As people talk or think about speaking the brain gives off telltale signs with patterns of activity, distinct patterns of signal also emerge when listening or imagining listening. Scientists working to record and decode neural patterns foresee a future in which thoughts need not remain hidden in the brain, rather they can be translated into verbal speech at will.
Accomplishing this task has been challenging, early efforts to decode brain signals focused on simple computer models analyzing spectrograms, however these attempts failed to produce anything resembling intelligible speech. This study used a vocoder computer algorithm which can synthesize speech after being trained using recordings of people speaking; this is the same technology that gives Echo and Siri ability to give verbal responses to questions.
Dr. Mesgarani teamed up with Ashesh Dinesh Mehta, MD, PhD, in order to train vocoder to interpret brain activity, who treats epilepsy patients of which some must undergo regular surgeries; some of those patients already undergoing surgery were asked to listen to sentences spoken by different people while patterns of brain activity were measured; these neural patterns were used to train the vocoder. Then they were asked to listen to speakers reciting numbers while recording brain signals which were ran through the vocoder; sounds produced by the vocoder in response to the signals was analysed and cleaned up by AI neural networks that mimic structures of neurons in a biological brain.
End result of the artificial intelligence deep learning was a robotic sounding voice reciting a sequence of numbers. Accuracy of recording was tested by tasking individuals to listen to the recordings and report what they heard: 75% of the time people were able to understand and repeat the sounds they heard. Intelligibility improvements were evident when comparing these recordings to previously recorded spectrogram based attempts.

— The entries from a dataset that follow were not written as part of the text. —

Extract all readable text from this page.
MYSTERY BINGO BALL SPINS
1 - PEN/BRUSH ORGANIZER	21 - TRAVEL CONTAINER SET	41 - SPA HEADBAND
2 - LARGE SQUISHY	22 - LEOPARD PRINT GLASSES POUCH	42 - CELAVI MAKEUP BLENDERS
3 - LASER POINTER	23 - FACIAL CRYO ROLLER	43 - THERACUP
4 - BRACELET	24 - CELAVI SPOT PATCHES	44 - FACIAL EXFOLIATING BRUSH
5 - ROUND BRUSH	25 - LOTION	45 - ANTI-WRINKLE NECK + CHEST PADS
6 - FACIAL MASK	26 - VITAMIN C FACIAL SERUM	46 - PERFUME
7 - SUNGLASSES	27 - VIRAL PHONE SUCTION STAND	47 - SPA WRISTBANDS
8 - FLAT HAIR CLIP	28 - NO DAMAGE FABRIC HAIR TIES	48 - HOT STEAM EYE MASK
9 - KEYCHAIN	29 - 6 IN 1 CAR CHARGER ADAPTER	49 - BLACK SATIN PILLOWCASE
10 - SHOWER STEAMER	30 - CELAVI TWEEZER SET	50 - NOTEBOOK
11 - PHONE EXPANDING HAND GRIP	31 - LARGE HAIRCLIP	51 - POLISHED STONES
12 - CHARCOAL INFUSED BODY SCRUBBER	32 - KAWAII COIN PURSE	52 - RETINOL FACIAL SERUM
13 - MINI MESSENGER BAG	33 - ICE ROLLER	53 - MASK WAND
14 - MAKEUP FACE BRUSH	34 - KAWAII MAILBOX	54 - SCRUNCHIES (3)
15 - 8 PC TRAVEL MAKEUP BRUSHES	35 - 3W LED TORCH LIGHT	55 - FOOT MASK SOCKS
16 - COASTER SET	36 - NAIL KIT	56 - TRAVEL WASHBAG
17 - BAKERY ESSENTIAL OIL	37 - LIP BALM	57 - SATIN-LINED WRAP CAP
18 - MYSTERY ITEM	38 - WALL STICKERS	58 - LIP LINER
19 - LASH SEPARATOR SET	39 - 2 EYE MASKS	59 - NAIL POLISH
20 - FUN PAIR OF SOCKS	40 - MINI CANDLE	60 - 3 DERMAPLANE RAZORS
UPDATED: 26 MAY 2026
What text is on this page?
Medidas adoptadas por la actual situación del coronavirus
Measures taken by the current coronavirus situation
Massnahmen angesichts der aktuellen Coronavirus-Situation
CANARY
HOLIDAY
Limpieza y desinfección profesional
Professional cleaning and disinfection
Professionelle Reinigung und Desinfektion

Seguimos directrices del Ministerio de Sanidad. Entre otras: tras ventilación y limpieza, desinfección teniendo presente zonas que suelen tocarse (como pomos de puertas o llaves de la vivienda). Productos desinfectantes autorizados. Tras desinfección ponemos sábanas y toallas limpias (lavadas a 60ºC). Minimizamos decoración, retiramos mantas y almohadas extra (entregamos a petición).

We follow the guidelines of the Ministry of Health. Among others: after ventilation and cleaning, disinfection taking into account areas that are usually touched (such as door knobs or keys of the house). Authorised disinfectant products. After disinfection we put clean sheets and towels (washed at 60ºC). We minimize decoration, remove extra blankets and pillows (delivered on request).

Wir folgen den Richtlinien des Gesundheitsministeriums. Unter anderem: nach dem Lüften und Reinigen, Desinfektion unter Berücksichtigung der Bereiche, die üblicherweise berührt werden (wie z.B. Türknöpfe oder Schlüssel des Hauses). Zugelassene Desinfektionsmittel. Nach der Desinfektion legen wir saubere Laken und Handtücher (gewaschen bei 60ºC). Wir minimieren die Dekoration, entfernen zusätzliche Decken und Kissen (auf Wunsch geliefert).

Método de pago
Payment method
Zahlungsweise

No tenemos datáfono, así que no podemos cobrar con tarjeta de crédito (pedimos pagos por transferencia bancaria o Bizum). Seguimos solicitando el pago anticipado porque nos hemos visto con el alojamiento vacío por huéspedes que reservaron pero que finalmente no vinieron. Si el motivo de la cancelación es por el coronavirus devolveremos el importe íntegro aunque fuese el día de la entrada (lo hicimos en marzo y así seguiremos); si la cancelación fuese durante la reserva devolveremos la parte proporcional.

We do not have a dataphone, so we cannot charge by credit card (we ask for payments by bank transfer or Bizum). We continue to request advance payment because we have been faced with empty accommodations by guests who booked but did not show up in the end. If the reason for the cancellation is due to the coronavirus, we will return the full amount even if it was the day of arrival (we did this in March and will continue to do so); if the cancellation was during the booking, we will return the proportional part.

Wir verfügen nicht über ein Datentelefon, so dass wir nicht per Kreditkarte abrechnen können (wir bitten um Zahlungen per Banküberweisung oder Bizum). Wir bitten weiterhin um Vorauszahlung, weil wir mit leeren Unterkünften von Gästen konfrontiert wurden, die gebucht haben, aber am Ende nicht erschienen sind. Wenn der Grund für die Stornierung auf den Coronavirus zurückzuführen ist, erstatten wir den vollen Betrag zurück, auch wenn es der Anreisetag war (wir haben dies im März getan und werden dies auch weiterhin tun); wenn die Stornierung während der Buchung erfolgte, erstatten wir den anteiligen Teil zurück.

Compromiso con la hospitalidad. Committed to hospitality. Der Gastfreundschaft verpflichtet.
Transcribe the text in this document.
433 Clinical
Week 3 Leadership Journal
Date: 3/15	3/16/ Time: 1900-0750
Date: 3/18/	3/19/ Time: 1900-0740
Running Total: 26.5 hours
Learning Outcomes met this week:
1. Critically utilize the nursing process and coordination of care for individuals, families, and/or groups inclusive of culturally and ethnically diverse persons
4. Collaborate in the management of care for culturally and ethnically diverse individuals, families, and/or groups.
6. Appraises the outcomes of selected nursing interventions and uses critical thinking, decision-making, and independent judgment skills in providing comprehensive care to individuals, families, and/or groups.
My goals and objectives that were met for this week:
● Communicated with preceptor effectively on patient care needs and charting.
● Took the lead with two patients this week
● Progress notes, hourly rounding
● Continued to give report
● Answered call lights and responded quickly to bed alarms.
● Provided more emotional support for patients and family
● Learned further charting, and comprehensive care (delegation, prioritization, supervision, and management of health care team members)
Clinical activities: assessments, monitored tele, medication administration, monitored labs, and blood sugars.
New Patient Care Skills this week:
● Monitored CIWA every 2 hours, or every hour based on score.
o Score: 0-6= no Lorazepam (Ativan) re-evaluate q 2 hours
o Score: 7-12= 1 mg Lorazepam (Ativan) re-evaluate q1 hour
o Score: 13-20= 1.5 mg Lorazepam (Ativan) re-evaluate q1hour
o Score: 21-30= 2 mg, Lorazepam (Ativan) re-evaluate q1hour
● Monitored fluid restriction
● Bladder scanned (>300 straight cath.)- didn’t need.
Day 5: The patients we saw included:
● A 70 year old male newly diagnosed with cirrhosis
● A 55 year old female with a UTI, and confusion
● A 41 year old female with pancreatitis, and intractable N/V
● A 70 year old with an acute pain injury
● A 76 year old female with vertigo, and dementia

The system is to be further tested using more complicated words and sentences in future studies, which hope to run the same tests on brain signals emitted when a person speaks or imagines talking. The end goal is that their system could be part of an implant that translates the wearers thoughts directly into words such as a patient who can’t speak would merely think I need a glass of water and the brain signals would be in turn synthesized into verbal speech. This technology would be a welcomed game changer indeed, providing anyone who has lost ability to speak through disease or injury a renewed chance to verbally connect with the world around them.